Where it becomes difficult for the Cubs is while they should be sellers at the deadline, the regressing play from nearly every player on their roster combined with the contract statuses of the players they would most likely want to trade has put the front office in a spot where selling isn't easy.
Perhaps that is why Nico Hoerner's name has been mentioned in the early days of the conversation about the Cubs being sellers at the deadline. To that end, Jon Morosi hopped on MLB Network on Monday morning to continue the idea of the Cubs potentially moving Hoerner at the deadline.
Now, as is the case during the month of trade deadline, social media as caught wind of Morosi's segment and they already think Hoerner is en route to Seattle and will be in the Mariners' starting lineup when they play the Baltimore Orioles on Tuesday night.
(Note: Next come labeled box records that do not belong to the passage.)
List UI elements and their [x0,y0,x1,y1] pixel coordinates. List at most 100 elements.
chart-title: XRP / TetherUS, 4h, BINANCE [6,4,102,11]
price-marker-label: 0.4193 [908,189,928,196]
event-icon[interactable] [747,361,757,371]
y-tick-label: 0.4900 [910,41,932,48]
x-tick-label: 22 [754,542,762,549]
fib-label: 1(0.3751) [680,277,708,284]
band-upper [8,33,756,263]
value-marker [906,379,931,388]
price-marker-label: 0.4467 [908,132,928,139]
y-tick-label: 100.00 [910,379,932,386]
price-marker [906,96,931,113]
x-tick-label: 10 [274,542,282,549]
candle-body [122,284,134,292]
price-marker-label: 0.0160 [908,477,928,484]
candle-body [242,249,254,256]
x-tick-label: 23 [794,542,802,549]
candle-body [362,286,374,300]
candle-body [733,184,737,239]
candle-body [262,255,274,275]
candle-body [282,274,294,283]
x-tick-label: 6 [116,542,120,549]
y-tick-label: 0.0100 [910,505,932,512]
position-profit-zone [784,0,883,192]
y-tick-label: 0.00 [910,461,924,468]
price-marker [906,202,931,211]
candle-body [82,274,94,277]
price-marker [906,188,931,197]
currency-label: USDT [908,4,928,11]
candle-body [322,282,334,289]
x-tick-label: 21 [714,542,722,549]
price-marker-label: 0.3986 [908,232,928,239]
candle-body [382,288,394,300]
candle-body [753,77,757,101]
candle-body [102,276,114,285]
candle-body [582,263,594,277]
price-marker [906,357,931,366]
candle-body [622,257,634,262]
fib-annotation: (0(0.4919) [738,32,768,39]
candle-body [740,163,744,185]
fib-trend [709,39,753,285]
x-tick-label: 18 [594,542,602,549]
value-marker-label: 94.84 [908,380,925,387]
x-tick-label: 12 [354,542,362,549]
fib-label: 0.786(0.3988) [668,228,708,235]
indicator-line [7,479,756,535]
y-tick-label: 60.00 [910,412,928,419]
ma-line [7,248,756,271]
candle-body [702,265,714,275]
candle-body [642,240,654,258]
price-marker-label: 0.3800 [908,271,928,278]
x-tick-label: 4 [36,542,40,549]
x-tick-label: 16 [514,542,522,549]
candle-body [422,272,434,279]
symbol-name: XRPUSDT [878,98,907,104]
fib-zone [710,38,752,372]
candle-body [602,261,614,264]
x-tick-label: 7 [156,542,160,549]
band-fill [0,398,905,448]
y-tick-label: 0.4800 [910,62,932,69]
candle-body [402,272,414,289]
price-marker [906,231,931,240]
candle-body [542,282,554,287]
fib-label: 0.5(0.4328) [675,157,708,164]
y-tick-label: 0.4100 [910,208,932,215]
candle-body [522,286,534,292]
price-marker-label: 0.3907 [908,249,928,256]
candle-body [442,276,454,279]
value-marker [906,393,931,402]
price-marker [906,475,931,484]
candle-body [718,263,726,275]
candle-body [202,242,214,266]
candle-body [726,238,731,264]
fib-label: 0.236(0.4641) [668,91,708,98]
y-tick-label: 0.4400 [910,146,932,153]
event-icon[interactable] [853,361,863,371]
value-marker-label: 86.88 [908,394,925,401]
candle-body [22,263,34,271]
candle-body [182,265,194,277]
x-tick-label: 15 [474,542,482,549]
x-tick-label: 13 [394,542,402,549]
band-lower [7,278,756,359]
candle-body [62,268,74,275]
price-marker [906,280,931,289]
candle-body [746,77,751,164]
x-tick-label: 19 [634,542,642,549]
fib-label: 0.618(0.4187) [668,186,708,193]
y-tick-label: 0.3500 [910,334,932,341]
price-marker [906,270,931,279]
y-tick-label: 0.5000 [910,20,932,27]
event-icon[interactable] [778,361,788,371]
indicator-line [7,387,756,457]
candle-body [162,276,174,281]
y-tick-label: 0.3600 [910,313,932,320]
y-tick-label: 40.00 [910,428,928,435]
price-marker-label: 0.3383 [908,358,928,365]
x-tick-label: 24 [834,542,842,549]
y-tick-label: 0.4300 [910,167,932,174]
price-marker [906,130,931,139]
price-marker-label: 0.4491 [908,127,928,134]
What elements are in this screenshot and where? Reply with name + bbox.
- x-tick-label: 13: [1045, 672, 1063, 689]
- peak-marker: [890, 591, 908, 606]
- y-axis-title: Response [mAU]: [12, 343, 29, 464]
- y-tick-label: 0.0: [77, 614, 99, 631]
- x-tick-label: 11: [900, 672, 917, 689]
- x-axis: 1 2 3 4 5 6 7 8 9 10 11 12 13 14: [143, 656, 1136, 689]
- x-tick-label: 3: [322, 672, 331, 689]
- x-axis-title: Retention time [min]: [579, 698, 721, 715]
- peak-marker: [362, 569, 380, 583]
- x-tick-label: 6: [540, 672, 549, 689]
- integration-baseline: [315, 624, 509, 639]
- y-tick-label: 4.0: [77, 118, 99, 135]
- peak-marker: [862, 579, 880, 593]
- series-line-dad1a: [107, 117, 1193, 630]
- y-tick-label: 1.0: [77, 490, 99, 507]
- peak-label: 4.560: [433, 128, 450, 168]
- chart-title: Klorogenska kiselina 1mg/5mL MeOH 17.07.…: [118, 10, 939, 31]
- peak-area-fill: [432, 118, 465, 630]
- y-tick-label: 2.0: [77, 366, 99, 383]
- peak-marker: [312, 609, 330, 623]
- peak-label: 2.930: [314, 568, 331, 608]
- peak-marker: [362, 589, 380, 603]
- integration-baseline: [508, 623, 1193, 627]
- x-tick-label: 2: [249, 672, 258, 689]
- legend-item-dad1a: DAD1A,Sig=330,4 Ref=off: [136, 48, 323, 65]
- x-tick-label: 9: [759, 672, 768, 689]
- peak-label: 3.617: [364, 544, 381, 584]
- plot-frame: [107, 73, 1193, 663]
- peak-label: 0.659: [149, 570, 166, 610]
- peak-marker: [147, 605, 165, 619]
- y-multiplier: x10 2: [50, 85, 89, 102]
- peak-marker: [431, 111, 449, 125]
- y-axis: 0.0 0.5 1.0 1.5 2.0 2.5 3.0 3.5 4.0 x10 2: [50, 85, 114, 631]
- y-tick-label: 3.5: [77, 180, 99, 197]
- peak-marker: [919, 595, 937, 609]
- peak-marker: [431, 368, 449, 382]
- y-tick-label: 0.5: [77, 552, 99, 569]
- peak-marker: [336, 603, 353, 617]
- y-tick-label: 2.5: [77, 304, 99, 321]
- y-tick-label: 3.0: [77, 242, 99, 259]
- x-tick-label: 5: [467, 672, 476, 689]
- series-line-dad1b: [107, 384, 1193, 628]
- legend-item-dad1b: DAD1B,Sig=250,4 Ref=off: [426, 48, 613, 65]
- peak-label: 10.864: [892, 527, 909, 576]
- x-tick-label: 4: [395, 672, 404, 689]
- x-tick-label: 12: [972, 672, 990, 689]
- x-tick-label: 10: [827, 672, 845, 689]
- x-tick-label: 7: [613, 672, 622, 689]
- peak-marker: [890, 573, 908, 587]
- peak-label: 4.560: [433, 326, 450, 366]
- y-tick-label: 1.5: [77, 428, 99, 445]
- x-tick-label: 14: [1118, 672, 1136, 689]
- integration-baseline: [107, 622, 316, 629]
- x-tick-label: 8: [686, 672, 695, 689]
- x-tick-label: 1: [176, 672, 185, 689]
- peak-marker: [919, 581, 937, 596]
What Morosi was doing is what every Cubs fan should be doing in looking at the Cubs' roster and finding out the players from the core that need to be moved. No, the Cubs aren't going to find any takers for Dansby Swanson's contract and the player options on Cody Bellinger's contract make it a risk for any acquiring team considering the power regression this season.
The Cubs have reached a point where the realization has been made that their believed core is not going to be the core when the team is good again. The issue is that of the core, Hoerner is the only one who has a contract that could be moved at the deadline, considering he is a free agent after next season.
In an ideal world, the Cubs should desperately find a taker for Ian Happ or Seiya Suzuki rather than move Hoerner, but each outfielder's no-trade clause makes it likely they will stay with the team beyond the deadline. This leads to Hoerner being among the Cubs' most valuable trade chips this month.